Apparently there is a little fight going on up in Albany over whether developers who build non-profit housing should pay their workers what they're worth. Developers argue that paying a union wage is bad for their costs, the rents of future low-income tenants and they even claim minority construction workers won't be able to do the building because unions don't like them. They also claim that there'll be less affordable housing units available. There seem to be plenty of marks against a bill mandating public works labor be at a union rate, but this is a matter of principle.
From The NY Times:
Under state law, laborers on public works projects must be paid the prevailing wage, which varies according to the trade and location. The proposed legislation would expand the definition of public works to include all government-subsidized building projects by for-profit and nonprofit developers. Most workers who build subsidized low-cost housing in New York City are not currently required to be paid the prevailing wage. Projects receiving federal subsidies are required to pay it, under federal law.[...]

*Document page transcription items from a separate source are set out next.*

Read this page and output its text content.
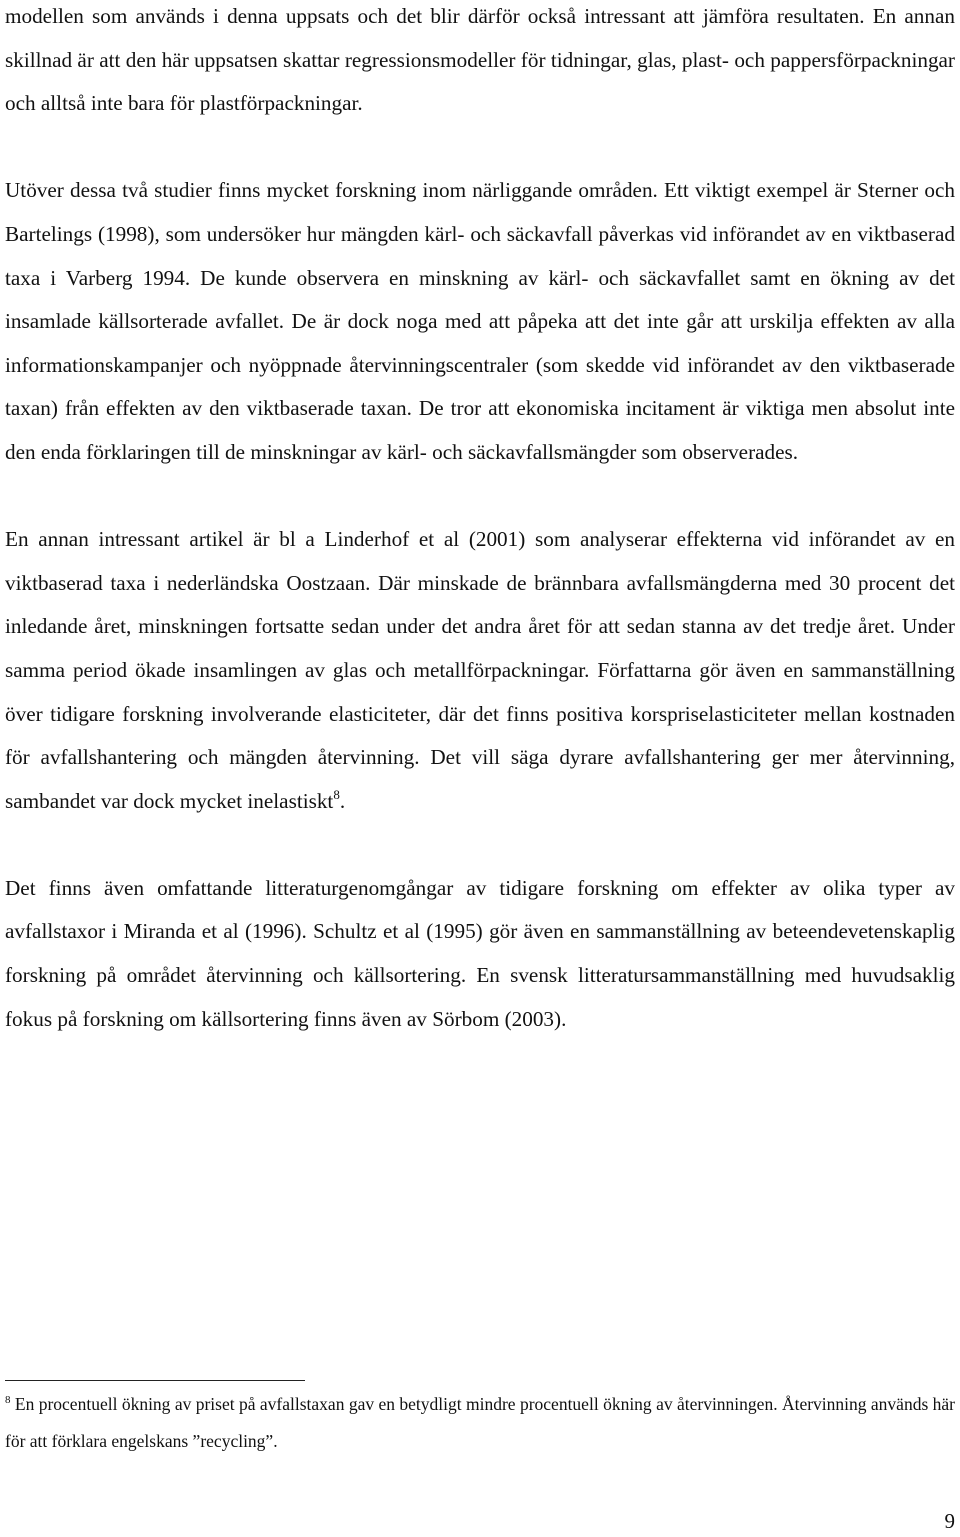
modellen som används i denna uppsats och det blir därför också intressant att jämföra resultaten. En annan skillnad är att den här uppsatsen skattar regressionsmodeller för tidningar, glas, plast- och pappersförpackningar och alltså inte bara för plastförpackningar.

Utöver dessa två studier finns mycket forskning inom närliggande områden. Ett viktigt exempel är Sterner och Bartelings (1998), som undersöker hur mängden kärl- och säckavfall påverkas vid införandet av en viktbaserad taxa i Varberg 1994. De kunde observera en minskning av kärl- och säckavfallet samt en ökning av det insamlade källsorterade avfallet. De är dock noga med att påpeka att det inte går att urskilja effekten av alla informationskampanjer och nyöppnade återvinningscentraler (som skedde vid införandet av den viktbaserade taxan) från effekten av den viktbaserade taxan. De tror att ekonomiska incitament är viktiga men absolut inte den enda förklaringen till de minskningar av kärl- och säckavfallsmängder som observerades.

En annan intressant artikel är bl a Linderhof et al (2001) som analyserar effekterna vid införandet av en viktbaserad taxa i nederländska Oostzaan. Där minskade de brännbara avfallsmängderna med 30 procent det inledande året, minskningen fortsatte sedan under det andra året för att sedan stanna av det tredje året. Under samma period ökade insamlingen av glas och metallförpackningar. Författarna gör även en sammanställning över tidigare forskning involverande elasticiteter, där det finns positiva korspriselasticiteter mellan kostnaden för avfallshantering och mängden återvinning. Det vill säga dyrare avfallshantering ger mer återvinning, sambandet var dock mycket inelastiskt$^8$.

Det finns även omfattande litteraturgenomgångar av tidigare forskning om effekter av olika typer av avfallstaxor i Miranda et al (1996). Schultz et al (1995) gör även en sammanställning av beteendevetenskaplig forskning på området återvinning och källsortering. En svensk litteratursammanställning med huvudsaklig fokus på forskning om källsortering finns även av Sörbom (2003).

$^8$ En procentuell ökning av priset på avfallstaxan gav en betydligt mindre procentuell ökning av återvinningen. Återvinning används här för att förklara engelskans ”recycling”.
9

The New York State Building and Construction Trades Council of the A.F.L.-C.I.O., an influential labor group that represents the state’s major construction unions, has been pushing lawmakers to expand the prevailing-wage requirements for years.
“Is the cost of construction higher? Yes it is,” said Edward J. Malloy, president of the group. “But I think we deliver a better product, on time and in budget.”
On time and in budget are just two bonuses, not to mention the fact that more construction workers will be paid a healthy hourly rate. The fact of the matter is, these jobs are propelled by government subsidies. When the Federal government is paying for it, union wages are paid. Now it is time for the state to do the same thing. The state legislature should encourage higher wages in this arena just as it does in other arenas.